Technical Explanation

The key innovation of the Chain of Preference Optimization (CoPO) approach is the way it shapes the language model's preferences for different steps in the reasoning process. Rather than just optimizing the model's output for the final answer, CoPO also optimizes the model's preferences for generating the individual steps that lead to that answer.

This is done by introducing a "Chain of Preference" (CoP) loss function, which measures how well the model's preferences align with a target sequence of reasoning steps. During training, the model is encouraged to assign higher probabilities to the target steps, helping it learn to generate more coherent and effective chains of thought.

The authors evaluate CoPO on a range of reasoning tasks, including math word problems, logical puzzles, and multi-step question answering. They find that models trained with CoPO consistently outperform baseline models that do not use this preference optimization approach, demonstrating the effectiveness of the technique.

One key insight from the paper is that CoPO helps the model avoid getting "stuck" in local minima or making illogical leaps in its reasoning. By shaping the model's preferences at each step, CoPO guides it towards more effective chains of thought.

Critical Analysis

The Chain of Preference Optimization (CoPO) approach represents a promising step forward in enhancing the reasoning capabilities of large language models. By explicitly modeling the model's preferences for different steps in the reasoning process, the technique helps address a key limitation of current models - their tendency to struggle with maintaining coherent and effective chains of thought.

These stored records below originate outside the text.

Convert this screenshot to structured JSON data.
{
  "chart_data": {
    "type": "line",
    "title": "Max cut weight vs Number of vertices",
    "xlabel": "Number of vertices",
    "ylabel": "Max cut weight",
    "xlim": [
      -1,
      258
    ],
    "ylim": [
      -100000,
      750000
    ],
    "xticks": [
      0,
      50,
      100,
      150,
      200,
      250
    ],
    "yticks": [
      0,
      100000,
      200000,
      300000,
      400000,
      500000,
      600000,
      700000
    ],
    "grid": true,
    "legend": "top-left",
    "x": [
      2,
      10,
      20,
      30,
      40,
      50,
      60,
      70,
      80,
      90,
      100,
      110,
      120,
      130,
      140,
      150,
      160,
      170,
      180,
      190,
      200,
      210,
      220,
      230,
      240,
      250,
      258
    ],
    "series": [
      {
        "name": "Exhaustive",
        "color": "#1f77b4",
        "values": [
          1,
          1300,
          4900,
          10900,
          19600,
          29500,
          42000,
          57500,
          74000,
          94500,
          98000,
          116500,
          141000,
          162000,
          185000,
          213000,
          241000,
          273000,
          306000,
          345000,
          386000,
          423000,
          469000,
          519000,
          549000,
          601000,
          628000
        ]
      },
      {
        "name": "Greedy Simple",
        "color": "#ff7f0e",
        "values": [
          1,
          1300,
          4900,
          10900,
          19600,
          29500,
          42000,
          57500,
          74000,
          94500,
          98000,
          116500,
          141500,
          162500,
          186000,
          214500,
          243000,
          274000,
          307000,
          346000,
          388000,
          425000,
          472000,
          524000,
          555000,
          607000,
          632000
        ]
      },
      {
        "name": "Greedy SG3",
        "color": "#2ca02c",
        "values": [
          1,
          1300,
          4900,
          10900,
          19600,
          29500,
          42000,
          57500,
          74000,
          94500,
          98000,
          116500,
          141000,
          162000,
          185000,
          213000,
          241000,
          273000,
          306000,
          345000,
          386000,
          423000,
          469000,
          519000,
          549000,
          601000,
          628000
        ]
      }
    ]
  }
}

That said, the paper does not explore some potential limitations or caveats of the CoPO approach. For example, it's unclear how well the technique would scale to more complex, open-ended reasoning tasks, where the space of possible reasoning steps is much larger and less structured.

Additionally, the paper does not delve into potential negative societal impacts or ethical considerations around deploying such a powerful reasoning system. As language models become more advanced, it will be increasingly important to carefully examine these types of issues.

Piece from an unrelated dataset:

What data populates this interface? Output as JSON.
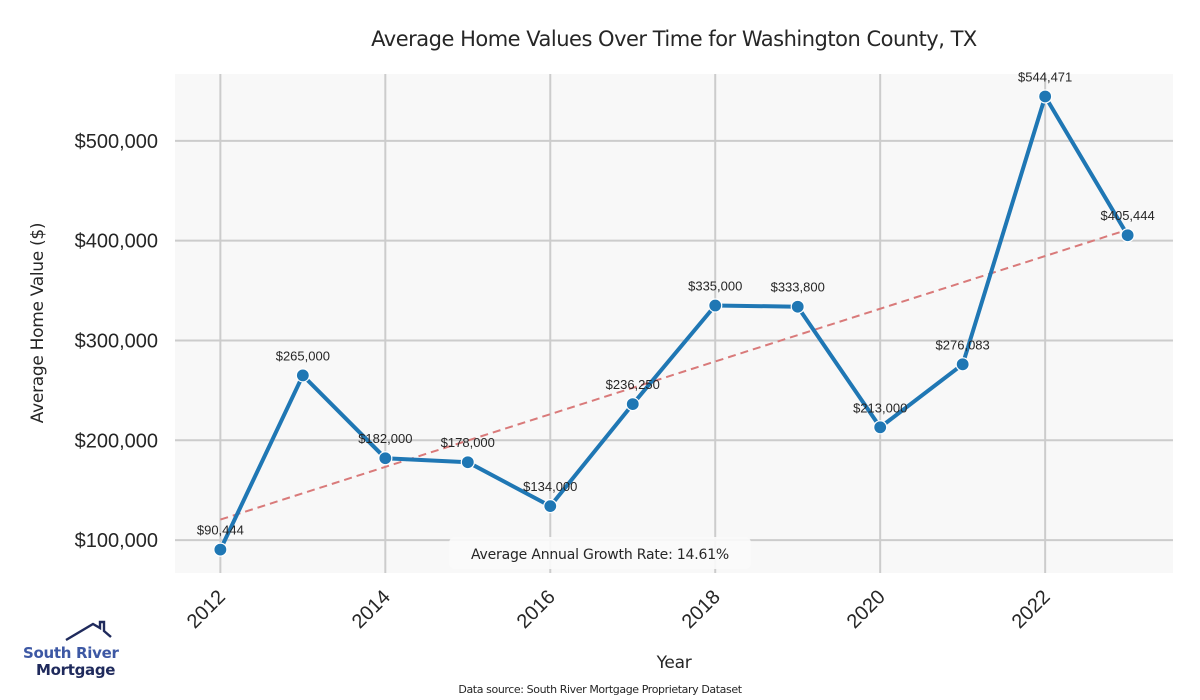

Overall, though, the CoPO technique represents an intriguing and valuable contribution to the field of AI reasoning. By focusing on the model's decision-making process rather than just the final output, it points the way towards more robust and effective chain-of-thought reasoning in language models.


The Chain of Preference Optimization (CoPO) approach introduced in this paper represents an important step forward in improving the chain-of-thought reasoning capabilities of large language models. By explicitly optimizing the model's preferences for different steps in the reasoning process, CoPO helps the model maintain more coherent and effective chains of thought, avoiding the tendency to get stuck in local minima or make illogical leaps.

The authors demonstrate the effectiveness of CoPO across a range of reasoning tasks, showing that models trained with this technique consistently outperform baseline models. While the paper does not explore all potential limitations or negative implications of the approach, it represents a valuable contribution to the ongoing efforts to enhance the reasoning abilities of powerful AI systems.

As language models continue to advance, techniques like CoPO will likely become increasingly important for unlocking their full potential as tools for complex problem-solving and decision-making. By focusing on the model's internal decision-making processes, rather than just the final outputs, CoPO points the way towards more robust and effective chain-of-thought reasoning in the years to come.